Support from the Federal Government

Fortunately, the federal government has put $45 billion on the table for the development of clean electricity projects. Although all provinces seek to benefit from these incentives, the provinces that are relatively unclean will receive 33% more in funding per gigawatt of currently installed capacity than their hydro-rich peers. 

The Canadian Climate Institute’s research paper shows that all provinces could receive billions in support from the federal government and the Canada Infrastructure Bank: 

“Alberta could receive as much as $3.5 billion, in addition to $3 billion of financing support from the Canada Infrastructure Bank. Saskatchewan could access more than $1.6 billion in direct support and over $1 billion in financing.
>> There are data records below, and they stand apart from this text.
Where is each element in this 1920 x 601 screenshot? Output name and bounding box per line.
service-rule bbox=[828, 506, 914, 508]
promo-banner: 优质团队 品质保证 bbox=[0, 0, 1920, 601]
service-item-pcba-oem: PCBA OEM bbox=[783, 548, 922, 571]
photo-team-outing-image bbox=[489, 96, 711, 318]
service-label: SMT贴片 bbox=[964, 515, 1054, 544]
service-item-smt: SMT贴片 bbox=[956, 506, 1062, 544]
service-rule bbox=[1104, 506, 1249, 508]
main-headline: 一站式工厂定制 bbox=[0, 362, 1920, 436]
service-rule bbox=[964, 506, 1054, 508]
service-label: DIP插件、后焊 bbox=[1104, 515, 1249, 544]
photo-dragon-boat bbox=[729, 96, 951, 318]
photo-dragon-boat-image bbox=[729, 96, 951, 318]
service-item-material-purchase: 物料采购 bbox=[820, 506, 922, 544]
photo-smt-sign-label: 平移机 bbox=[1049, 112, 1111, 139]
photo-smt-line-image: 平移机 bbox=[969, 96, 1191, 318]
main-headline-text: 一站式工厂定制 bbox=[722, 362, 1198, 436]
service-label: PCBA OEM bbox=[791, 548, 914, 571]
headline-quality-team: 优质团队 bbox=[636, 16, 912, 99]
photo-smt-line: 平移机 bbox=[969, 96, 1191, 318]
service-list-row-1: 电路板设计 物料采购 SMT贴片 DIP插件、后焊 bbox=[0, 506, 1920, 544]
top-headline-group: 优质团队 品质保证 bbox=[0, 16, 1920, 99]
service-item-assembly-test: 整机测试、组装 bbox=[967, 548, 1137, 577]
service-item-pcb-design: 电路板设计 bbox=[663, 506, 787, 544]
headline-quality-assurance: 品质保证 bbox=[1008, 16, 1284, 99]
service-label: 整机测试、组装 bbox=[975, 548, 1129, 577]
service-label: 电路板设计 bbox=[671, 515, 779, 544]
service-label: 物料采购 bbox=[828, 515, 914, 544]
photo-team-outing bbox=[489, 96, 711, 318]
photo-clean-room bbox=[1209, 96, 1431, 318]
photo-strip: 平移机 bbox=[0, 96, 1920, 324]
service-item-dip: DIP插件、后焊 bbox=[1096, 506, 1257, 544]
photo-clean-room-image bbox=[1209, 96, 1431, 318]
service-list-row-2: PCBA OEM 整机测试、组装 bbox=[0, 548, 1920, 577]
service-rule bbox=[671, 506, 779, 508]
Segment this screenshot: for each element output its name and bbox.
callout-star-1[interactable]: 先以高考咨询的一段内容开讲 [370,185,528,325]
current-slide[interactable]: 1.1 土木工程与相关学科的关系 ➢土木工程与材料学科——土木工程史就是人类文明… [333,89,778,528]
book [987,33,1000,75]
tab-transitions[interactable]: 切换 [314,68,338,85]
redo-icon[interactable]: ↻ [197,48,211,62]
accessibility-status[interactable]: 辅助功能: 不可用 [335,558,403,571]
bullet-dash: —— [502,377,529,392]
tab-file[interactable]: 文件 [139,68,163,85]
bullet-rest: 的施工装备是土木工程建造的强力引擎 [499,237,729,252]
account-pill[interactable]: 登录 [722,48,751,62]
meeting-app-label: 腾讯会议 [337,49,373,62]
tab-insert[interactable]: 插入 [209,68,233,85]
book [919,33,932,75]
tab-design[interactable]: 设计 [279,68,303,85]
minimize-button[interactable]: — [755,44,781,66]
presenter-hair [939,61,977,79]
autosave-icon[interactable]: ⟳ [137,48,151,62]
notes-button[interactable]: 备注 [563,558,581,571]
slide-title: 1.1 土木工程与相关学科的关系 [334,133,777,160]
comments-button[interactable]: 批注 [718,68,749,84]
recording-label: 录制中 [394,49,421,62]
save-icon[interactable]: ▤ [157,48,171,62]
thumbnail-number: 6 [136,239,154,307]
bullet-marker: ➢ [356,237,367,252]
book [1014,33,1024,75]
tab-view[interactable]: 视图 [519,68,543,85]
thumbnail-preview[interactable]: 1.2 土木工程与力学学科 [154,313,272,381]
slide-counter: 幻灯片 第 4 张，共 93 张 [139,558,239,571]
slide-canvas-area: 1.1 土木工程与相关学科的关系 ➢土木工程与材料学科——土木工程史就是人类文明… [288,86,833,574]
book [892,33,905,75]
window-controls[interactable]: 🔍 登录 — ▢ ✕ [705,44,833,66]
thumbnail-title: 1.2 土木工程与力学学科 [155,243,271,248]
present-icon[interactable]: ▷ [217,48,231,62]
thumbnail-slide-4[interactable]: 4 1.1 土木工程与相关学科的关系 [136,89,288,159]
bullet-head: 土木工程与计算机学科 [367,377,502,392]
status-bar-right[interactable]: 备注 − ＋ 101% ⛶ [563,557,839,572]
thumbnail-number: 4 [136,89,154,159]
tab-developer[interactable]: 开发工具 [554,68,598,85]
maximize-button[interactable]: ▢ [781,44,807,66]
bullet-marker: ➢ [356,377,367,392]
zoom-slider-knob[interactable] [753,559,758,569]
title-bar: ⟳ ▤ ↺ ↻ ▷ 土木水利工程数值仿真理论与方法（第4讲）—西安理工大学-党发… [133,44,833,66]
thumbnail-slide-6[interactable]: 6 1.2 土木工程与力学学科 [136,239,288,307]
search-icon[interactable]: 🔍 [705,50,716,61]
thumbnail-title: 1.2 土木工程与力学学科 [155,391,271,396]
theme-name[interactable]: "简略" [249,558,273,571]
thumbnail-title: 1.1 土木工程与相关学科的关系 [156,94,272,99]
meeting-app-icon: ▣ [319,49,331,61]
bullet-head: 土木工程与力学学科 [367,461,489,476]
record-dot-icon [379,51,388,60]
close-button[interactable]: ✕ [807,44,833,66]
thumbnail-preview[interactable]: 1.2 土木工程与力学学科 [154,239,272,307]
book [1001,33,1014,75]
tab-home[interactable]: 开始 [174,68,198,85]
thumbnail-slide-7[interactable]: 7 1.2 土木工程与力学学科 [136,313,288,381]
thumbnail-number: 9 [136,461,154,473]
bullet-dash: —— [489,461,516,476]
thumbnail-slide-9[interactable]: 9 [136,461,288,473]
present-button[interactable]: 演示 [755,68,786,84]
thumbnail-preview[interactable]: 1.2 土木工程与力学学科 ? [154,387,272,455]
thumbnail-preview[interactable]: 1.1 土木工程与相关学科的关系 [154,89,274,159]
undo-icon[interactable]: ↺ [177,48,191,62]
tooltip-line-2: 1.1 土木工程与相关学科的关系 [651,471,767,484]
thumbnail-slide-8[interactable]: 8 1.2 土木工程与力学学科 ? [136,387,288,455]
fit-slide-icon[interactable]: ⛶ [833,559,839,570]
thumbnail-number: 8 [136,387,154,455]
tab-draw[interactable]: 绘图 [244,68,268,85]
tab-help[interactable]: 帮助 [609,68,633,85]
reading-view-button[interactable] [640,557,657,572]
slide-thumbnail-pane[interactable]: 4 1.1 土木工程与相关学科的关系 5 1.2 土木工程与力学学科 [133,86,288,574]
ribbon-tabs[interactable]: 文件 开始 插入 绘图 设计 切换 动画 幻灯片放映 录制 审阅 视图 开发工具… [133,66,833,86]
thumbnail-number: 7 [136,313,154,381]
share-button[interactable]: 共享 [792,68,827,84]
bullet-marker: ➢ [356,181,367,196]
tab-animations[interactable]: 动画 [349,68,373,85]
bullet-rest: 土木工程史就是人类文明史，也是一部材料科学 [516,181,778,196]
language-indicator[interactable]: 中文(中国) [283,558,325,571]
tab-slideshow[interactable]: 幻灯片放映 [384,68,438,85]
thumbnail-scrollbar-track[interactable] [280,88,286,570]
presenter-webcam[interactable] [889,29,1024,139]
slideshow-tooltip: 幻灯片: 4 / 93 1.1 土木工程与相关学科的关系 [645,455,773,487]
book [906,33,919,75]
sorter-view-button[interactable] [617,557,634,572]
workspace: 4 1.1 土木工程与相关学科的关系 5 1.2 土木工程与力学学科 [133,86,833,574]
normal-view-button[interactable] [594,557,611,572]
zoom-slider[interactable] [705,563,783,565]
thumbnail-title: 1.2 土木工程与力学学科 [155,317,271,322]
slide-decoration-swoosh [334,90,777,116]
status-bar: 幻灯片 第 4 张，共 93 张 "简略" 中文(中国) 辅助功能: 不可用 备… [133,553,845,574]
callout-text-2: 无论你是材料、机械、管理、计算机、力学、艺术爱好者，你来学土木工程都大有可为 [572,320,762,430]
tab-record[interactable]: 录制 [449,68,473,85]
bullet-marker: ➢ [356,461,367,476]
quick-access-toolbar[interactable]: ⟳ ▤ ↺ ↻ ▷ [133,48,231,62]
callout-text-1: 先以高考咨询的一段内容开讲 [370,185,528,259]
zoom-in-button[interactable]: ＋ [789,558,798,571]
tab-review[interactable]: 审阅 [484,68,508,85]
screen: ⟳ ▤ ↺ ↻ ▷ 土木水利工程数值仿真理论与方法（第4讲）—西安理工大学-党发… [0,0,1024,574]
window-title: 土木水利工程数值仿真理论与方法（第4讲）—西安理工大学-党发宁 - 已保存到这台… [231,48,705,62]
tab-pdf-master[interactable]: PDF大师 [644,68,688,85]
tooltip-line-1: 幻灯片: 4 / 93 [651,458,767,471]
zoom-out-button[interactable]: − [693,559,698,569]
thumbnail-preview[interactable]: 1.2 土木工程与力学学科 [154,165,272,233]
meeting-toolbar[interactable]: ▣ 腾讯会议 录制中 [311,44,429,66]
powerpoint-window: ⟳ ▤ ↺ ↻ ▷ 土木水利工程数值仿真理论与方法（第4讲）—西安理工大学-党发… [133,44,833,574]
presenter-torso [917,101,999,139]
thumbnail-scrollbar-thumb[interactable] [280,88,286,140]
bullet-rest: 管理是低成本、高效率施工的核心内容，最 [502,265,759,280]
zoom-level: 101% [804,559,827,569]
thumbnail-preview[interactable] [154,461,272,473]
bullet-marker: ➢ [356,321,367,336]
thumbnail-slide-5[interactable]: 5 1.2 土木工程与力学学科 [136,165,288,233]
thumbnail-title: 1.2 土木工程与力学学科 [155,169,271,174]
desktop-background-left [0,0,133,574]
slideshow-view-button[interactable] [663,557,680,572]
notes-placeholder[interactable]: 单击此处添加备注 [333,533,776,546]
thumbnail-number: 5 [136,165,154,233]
Ontario could receive as much as $13.4 billion in funding specifically for clean electricity. 

Furthermore, the clean electricity regulatory drafts released have also provided flexibility for struggling provinces. The drafts indicate that natural gas plants opened after 2025 (which is how most fossil-fuel electricity is generated in Canada) will be required to reduce their emissions by 95% using regulatory methods and carbon capture technologies.

As part of the draft, the federal government is also assuring that remote and northern communities not connected to the grid and relying on diesel will not have to switch to renewables; thus, exceptions will be made in those places. Instead, the federal government will look to support those communities for renewable electricity implementation directly.

The government shows that electricity rates would increase to about $31 to $65 per year by 2050, of which the CER regulations would only account for 2% of the rate increases. Nevertheless, Canadian households will experience savings of about 12% on energy bills overall when accounting for savings on the electrification of home heating, electrical equipment, and transportation. 

As the provinces look to implement a net-zero electricity grid under the regulations and guidelines set by the federal government, climate change is continuing to put pressure on countries to decarbonize their grids as fast as possible. While there are a number of provinces that are hesitant to reduce their grid emissions to zero by 2035, there is a lot of political will, funding commitment, and public support to reach the goal. Recent polling shows that a strong majority of Canadians, 71%, support the Clean Electricity Regulations and the 2035 net-zero target put forth by the federal government.

The onus is, however, completely on our governments to deliver, but Canadians also have a role in holding their federal and provincial leaders accountable to deal with climate change. Getting to a net-zero electricity grid is a major step toward fighting against climate change and reducing our nationwide emissions to net zero.